= Open Data Center Alliance =

Cloud-computing standards organisation

opendatacenteralliance.org appears to have been closed down.

The Open Data Center Alliance is an independent organization created in Oct. 2010 with the assistance of Intel to coordinate the development of standards for cloud computing. Approximately 100 companies, which account for more than $50bn of IT spending, have joined the Alliance, including BMW, Royal Dutch Shell and Marriott Hotels. "The Alliance's Cloud 2015 vision is aimed at creating a federated cloud where common standards will be laid down for those in the hardware and software arena."

==Usage Model Roadmap==
The organization sees a growing need for solutions developed in an open, industry-standard and multivendor fashion, and has thus created a usage model roadmap featuring 19 prioritized usage models. The usage models provide detailed requirements for data center and cloud solutions, and will include detailed technical documentation discussing the requirements for technology deployments.

To further its roadmap development, the steering committee established five initial technical workgroups in the areas of infrastructure, management, regulation & ecosystem, security and services.

The organization delivered a 0.50 usage model roadmap to Open Data Center Alliance technical workgroups in Oct. 2010, and delivered a full 1.0 roadmap for public use in June 2011.

==Membership==
The steering committee consists of BMW, Capgemini, China Life, China Unicom Group, Deutsche Bank, JPMorgan Chase, Lockheed Martin, Marriott International, Inc., National Australia Bank, Royal Dutch Shell, Terremark and UBS. Other members include AT&T, CERN, eBay, Logica, Motorola Mobility Inc. and Nokia.

"The demands on the IT organisations are coming at such an alarming rate that there are many, many different solutions being developed today that maybe don't work with each other.
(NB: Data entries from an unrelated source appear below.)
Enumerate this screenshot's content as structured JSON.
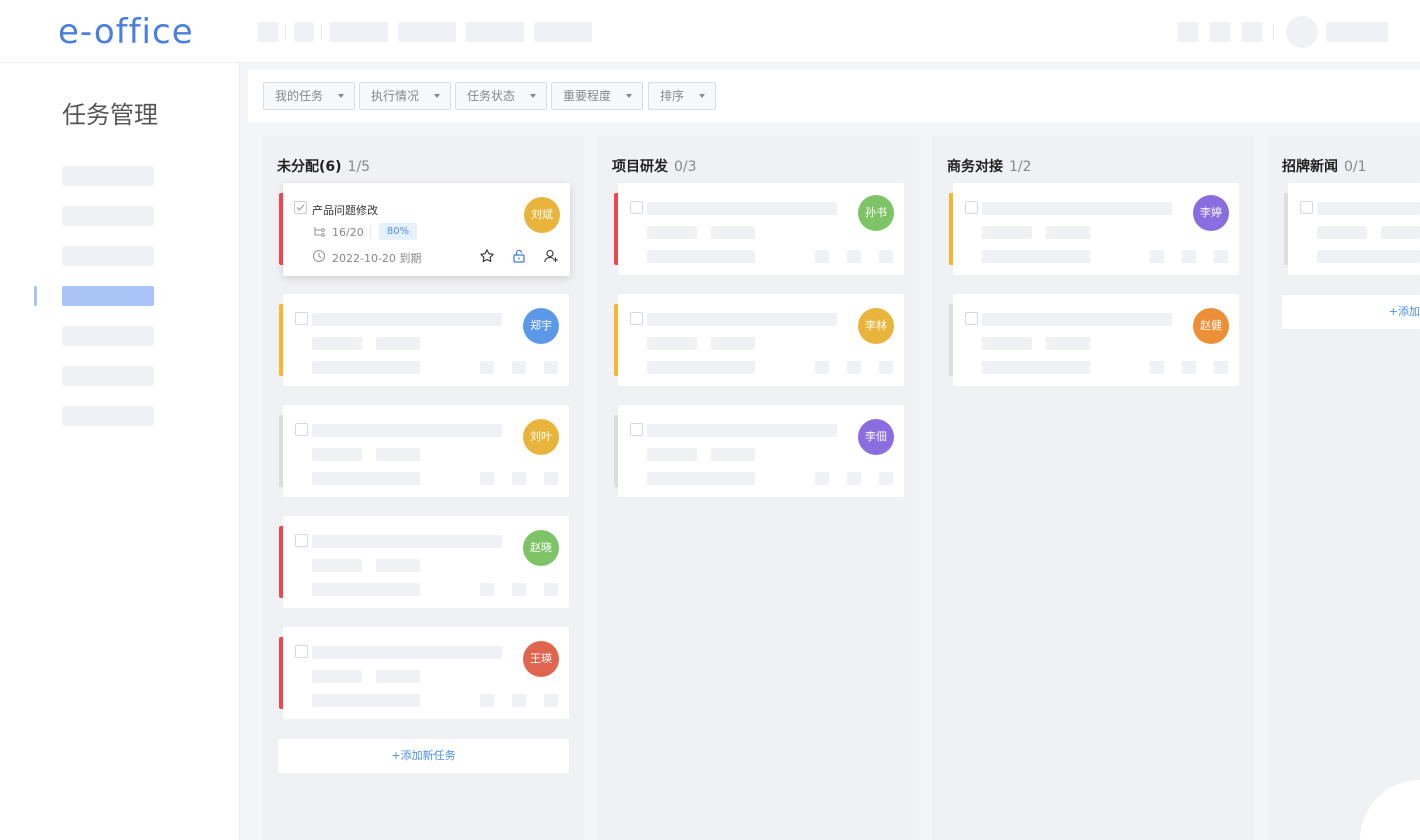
{
  "app": {
    "logo": "e-office"
  },
  "sidebar": {
    "title": "任务管理"
  },
  "filters": [
    {
      "label": "我的任务"
    },
    {
      "label": "执行情况"
    },
    {
      "label": "任务状态"
    },
    {
      "label": "重要程度"
    },
    {
      "label": "排序"
    }
  ],
  "columns": [
    {
      "title": "未分配(6)",
      "count": "1/5",
      "add_label": "+添加新任务",
      "cards": [
        {
          "assignee": "刘斌",
          "color": "#e9b43c",
          "stripe": "#f0474b",
          "title": "产品问题修改",
          "subtasks": "16/20",
          "progress": "80%",
          "due": "2022-10-20 到期",
          "active": true
        },
        {
          "assignee": "郑宇",
          "color": "#5c98e8",
          "stripe": "#f5b72c"
        },
        {
          "assignee": "刘叶",
          "color": "#e9b43c",
          "stripe": "#dcdde0"
        },
        {
          "assignee": "赵晓",
          "color": "#7cc465",
          "stripe": "#f0474b"
        },
        {
          "assignee": "王瑛",
          "color": "#e0654f",
          "stripe": "#f0474b"
        }
      ]
    },
    {
      "title": "项目研发",
      "count": "0/3",
      "cards": [
        {
          "assignee": "孙书",
          "color": "#7cc465",
          "stripe": "#f0474b"
        },
        {
          "assignee": "李林",
          "color": "#e9b43c",
          "stripe": "#f5b72c"
        },
        {
          "assignee": "李佃",
          "color": "#8a6ee0",
          "stripe": "#dcdde0"
        }
      ]
    },
    {
      "title": "商务对接",
      "count": "1/2",
      "cards": [
        {
          "assignee": "李婷",
          "color": "#8a6ee0",
          "stripe": "#f5b72c"
        },
        {
          "assignee": "赵健",
          "color": "#ec8f36",
          "stripe": "#dcdde0"
        }
      ]
    },
    {
      "title": "招牌新闻",
      "count": "0/1",
      "add_label": "+添加",
      "cards": [
        {
          "assignee": "",
          "color": "",
          "stripe": "#dcdde0"
        }
      ]
    }
  ]
}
We need one voice, one road map, so that companies are able to say to manufacturers here is a clear vision of what they should be developing their product to do." says Marvin Wheeler, of Terremark, chairman of the Alliance.

"While it's unclear how successful this alliance will be, it is at least shedding the spotlight on cloud interoperability, a big emerging issue," said Larry Dignan of ZDNet.